Родственники какие приехали? Сон Ёна больше интересовало содержимое сетки. Заметив его любопытство, хэнё поднесла фонарь к добыче и, тыкая пальцем, принялась называть каждого морского гада. Сон Ён машинально шевелил губами, повторяя. Чувствовал он себя при этом дитем неразумным или вовсе чужеземцем… Да и то сказать, местные названия любую известную вещь превращают в неведомую диковинку.
– А, – сказала девчонка, как будто ей в голову пришла внезапная идея, – ну раз уж ты все равно тут…
Ловко и быстро выковыряла раковину морских ушек, тут же тонко покромсала ножом, полила чем-то, пахнущим пряно, и ткнула моллюском в губы Сон Ёна:
– Ешь!
Он хотел оттолкнуть ее руку, но с удивлением понял, что голоден – как бы не впервые за время, проведенное на острове. Мясо было тугим, упругим, пахло морем, маслом и немного – ее пальцами. Хотя он их не обнюхивал, конечно. Проглотив, увидел на протянутой ладони следующее подношение. Подношение? Скорее, это походило на кормление упрямившегося ребенка с насильственным запихиванием еды ему в рот.

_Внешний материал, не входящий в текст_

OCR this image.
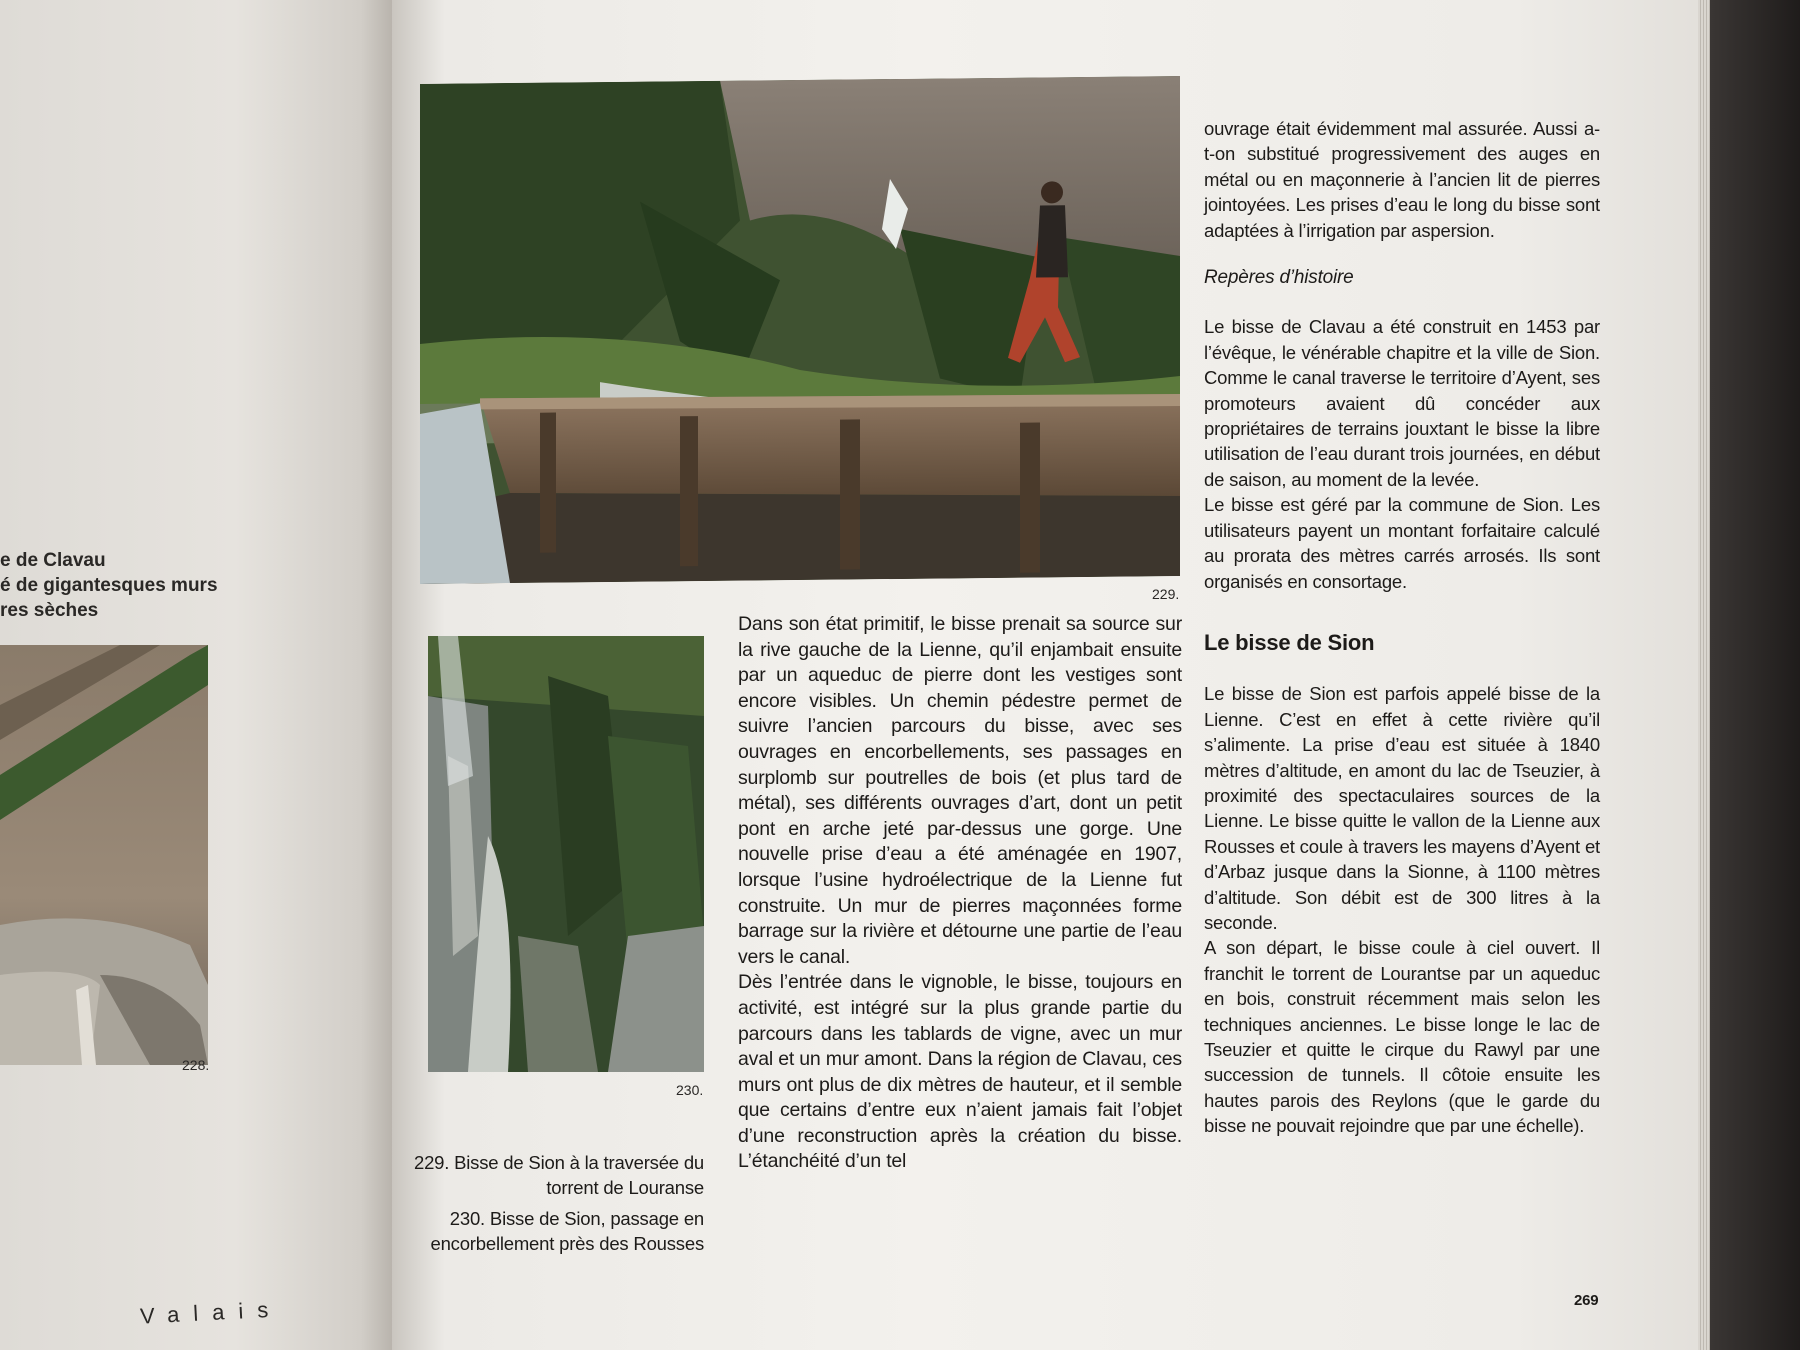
e de Clavau
é de gigantesques murs
res sèches
228.
Valais
229.
230.
229. Bisse de Sion à la traversée du torrent de Louranse
230. Bisse de Sion, passage en encorbellement près des Rousses

Dans son état primitif, le bisse prenait sa source sur la rive gauche de la Lienne, qu’il enjambait ensuite par un aqueduc de pierre dont les vestiges sont encore visibles. Un chemin pédestre permet de suivre l’ancien parcours du bisse, avec ses ouvrages en encorbellements, ses passages en surplomb sur poutrelles de bois (et plus tard de métal), ses différents ouvrages d’art, dont un petit pont en arche jeté par-dessus une gorge. Une nouvelle prise d’eau a été aménagée en 1907, lorsque l’usine hydroélectrique de la Lienne fut construite. Un mur de pierres maçonnées forme barrage sur la rivière et détourne une partie de l’eau vers le canal.

Dès l’entrée dans le vignoble, le bisse, toujours en activité, est intégré sur la plus grande partie du parcours dans les tablards de vigne, avec un mur aval et un mur amont. Dans la région de Clavau, ces murs ont plus de dix mètres de hauteur, et il semble que certains d’entre eux n’aient jamais fait l’objet d’une reconstruction après la création du bisse. L’étanchéité d’un tel

ouvrage était évidemment mal assurée. Aussi a-t-on substitué progressivement des auges en métal ou en maçonnerie à l’ancien lit de pierres jointoyées. Les prises d’eau le long du bisse sont adaptées à l’irrigation par aspersion.

Repères d’histoire

Le bisse de Clavau a été construit en 1453 par l’évêque, le vénérable chapitre et la ville de Sion. Comme le canal traverse le territoire d’Ayent, ses promoteurs avaient dû concéder aux propriétaires de terrains jouxtant le bisse la libre utilisation de l’eau durant trois journées, en début de saison, au moment de la levée.

Le bisse est géré par la commune de Sion. Les utilisateurs payent un montant forfaitaire calculé au prorata des mètres carrés arrosés. Ils sont organisés en consortage.

Le bisse de Sion

Le bisse de Sion est parfois appelé bisse de la Lienne. C’est en effet à cette rivière qu’il s’alimente. La prise d’eau est située à 1840 mètres d’altitude, en amont du lac de Tseuzier, à proximité des spectaculaires sources de la Lienne. Le bisse quitte le vallon de la Lienne aux Rousses et coule à travers les mayens d’Ayent et d’Arbaz jusque dans la Sionne, à 1100 mètres d’altitude. Son débit est de 300 litres à la seconde.

A son départ, le bisse coule à ciel ouvert. Il franchit le torrent de Lourantse par un aqueduc en bois, construit récemment mais selon les techniques anciennes. Le bisse longe le lac de Tseuzier et quitte le cirque du Rawyl par une succession de tunnels. Il côtoie ensuite les hautes parois des Reylons (que le garde du bisse ne pouvait rejoindre que par une échelle).

269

– Ну вот! – сказала девица с удовлетворением. – А то что-то ты схуднул, господин. Да и шляпу не носишь, почернел на солнце, гляди, так тебя скоро с последним ноби спутают!
Из-за этой неожиданной грубоватой заботы Сон Ён великодушно простил бесцеремонность хэнё, да и саму заботу принял – словно темнота как-то сближала их, милосердно ретушируя и чумазую руку помощи, и попранную дворянскую гордость.
…Двое сидели на берегу. Между ними – фонарь; в набегавшей волне на вбитой в песок палке – сетка с добычей. Впервые запах морского берега, сырой, с примесью водорослей и рыбы, не казался тяжелым и отвратительным. Начинает привыкать, наверное.
– Как давно ты ныряешь?
Девчонка пошевелила пальцами, словно решила на них посчитать и ему показать.
– С пяти лет.
– О!
– Ну это еще поздно, – сообщила она честно. – Я слабая в детстве была, мать жалела. А потом умерла, и меня взяла бабушка. Она лучшая хэнё на всем побережье.
Говорила девчонка заметно медленнее, чем в прошлый раз, – наверное, для того чтобы он лучше ее понимал.
– Как твое имя?
– Ха На.
Сон Ён чуть не спросил машинально, к какой семье она принадлежит. Но ноби ведь не имеют фамилий, разве что клички; именуются по хозяйскому дому или, если ноби казенные, по названию местности, в которой проживают…
– А тебя? – живо спросила девица. И добавила: – Господин?